Arystokratka, starannie wykształcona, poliglotka, kochająca młodzież, wielka patriotka, święta. Jej związkami z Koszalinem zainteresował się Watykan.

Jedna z największych Polek w Koszalinie Wystawa o św. Urszuli w kościele pw. Ducha Świętego w Koszalinie. ks. Wojciech Parfianowicz /Foto Gość

20 lat temu uratowała od śmierci wówczas 14-letniego Daniela Gajewskiego, mieszkańca Koszalina, który kosząc trawę przy klasztorze sióstr urszulanek w Ożarowie Mazowieckim, został porażony prądem.

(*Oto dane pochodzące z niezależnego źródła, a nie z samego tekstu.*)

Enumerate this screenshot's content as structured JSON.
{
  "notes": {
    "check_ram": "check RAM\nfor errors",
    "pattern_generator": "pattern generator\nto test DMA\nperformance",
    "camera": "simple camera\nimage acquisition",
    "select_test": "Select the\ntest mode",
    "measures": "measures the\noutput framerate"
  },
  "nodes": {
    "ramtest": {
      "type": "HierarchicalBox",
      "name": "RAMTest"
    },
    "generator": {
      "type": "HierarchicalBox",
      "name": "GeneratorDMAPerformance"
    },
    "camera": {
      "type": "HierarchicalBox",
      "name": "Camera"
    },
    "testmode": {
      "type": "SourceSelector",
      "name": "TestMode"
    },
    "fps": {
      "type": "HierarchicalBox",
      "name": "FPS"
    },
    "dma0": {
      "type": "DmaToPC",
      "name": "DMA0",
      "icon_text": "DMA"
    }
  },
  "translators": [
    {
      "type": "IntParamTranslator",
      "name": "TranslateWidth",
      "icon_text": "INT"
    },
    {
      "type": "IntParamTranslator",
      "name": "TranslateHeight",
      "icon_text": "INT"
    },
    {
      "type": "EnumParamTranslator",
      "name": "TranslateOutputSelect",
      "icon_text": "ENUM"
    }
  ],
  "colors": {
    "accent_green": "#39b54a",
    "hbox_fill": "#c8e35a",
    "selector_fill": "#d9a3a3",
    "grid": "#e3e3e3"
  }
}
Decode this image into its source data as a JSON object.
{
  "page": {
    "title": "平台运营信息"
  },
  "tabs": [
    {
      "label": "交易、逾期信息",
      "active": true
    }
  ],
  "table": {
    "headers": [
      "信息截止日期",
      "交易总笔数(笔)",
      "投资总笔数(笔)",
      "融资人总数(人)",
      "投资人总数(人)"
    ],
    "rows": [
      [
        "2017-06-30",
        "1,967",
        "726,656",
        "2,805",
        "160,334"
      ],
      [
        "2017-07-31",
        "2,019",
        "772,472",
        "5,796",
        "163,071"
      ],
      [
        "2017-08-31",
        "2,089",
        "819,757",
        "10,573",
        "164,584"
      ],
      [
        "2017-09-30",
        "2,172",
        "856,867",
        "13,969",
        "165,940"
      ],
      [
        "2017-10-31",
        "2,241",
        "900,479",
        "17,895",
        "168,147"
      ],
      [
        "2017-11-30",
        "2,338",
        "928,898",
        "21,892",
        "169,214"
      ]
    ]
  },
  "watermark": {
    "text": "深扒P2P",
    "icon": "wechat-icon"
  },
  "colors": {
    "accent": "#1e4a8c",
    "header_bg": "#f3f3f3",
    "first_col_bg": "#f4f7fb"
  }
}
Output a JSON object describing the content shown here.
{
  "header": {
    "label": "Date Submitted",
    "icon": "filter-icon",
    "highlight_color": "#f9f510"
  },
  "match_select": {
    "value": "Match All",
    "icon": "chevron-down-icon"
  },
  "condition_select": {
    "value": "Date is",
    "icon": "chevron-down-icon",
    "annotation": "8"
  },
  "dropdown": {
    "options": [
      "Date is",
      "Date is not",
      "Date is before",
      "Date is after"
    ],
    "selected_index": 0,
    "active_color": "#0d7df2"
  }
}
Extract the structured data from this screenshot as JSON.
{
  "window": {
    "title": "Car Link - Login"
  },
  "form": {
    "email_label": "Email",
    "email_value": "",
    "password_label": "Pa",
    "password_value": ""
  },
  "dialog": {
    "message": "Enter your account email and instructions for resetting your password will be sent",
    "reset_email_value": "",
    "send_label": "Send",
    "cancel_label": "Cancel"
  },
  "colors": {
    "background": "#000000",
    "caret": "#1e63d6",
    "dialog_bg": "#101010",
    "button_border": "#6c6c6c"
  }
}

Cudowną interwencję wnikliwie przebadała Stolica Apostolska, która to wydarzenie wzięła pod uwagę w procesie kanonizacyjnym Urszuli Ledóchowskiej. O sprawie, która miała niespodziewany ciąg dalszy pisaliśmy TUTAJ.

11 września, z okazji 20-lecia cudu, do kościoła pw. Ducha Świętego w Koszalinie trafiły relikwie świętej. Pozyskanie ich było niezwykle trudne, ponieważ ciało św. Urszuli zachowało się w całości.

Jest zaledwie ponad 20 takich miejsc na świecie, a wśród nich Panteon Wielkich Polaków w świątyni Opatrzności Bożej w Warszawie.

Kult św. Urszuli jest w Koszalinie rzeczywiście obecny. Propagują go od 20 lat Urszula i Janusz Gajewscy, rodzice cudownie ocalonego Daniela.

- To nasze życiowe zadanie. Gdyby nie ta święta, nie mielibyśmy syna - mówi Janusz Gajewski. - Ludzie uważają, że jestem szczególnym kanałem do kontaktu ze świętą - mówi trochę onieśmielona Urszula Gajewska. Jak przyznaje, wielu ludzi prosi ją o modlitwę za wstawiennictwem tej świętej. Odprawiła już niezliczoną ilość nowenn.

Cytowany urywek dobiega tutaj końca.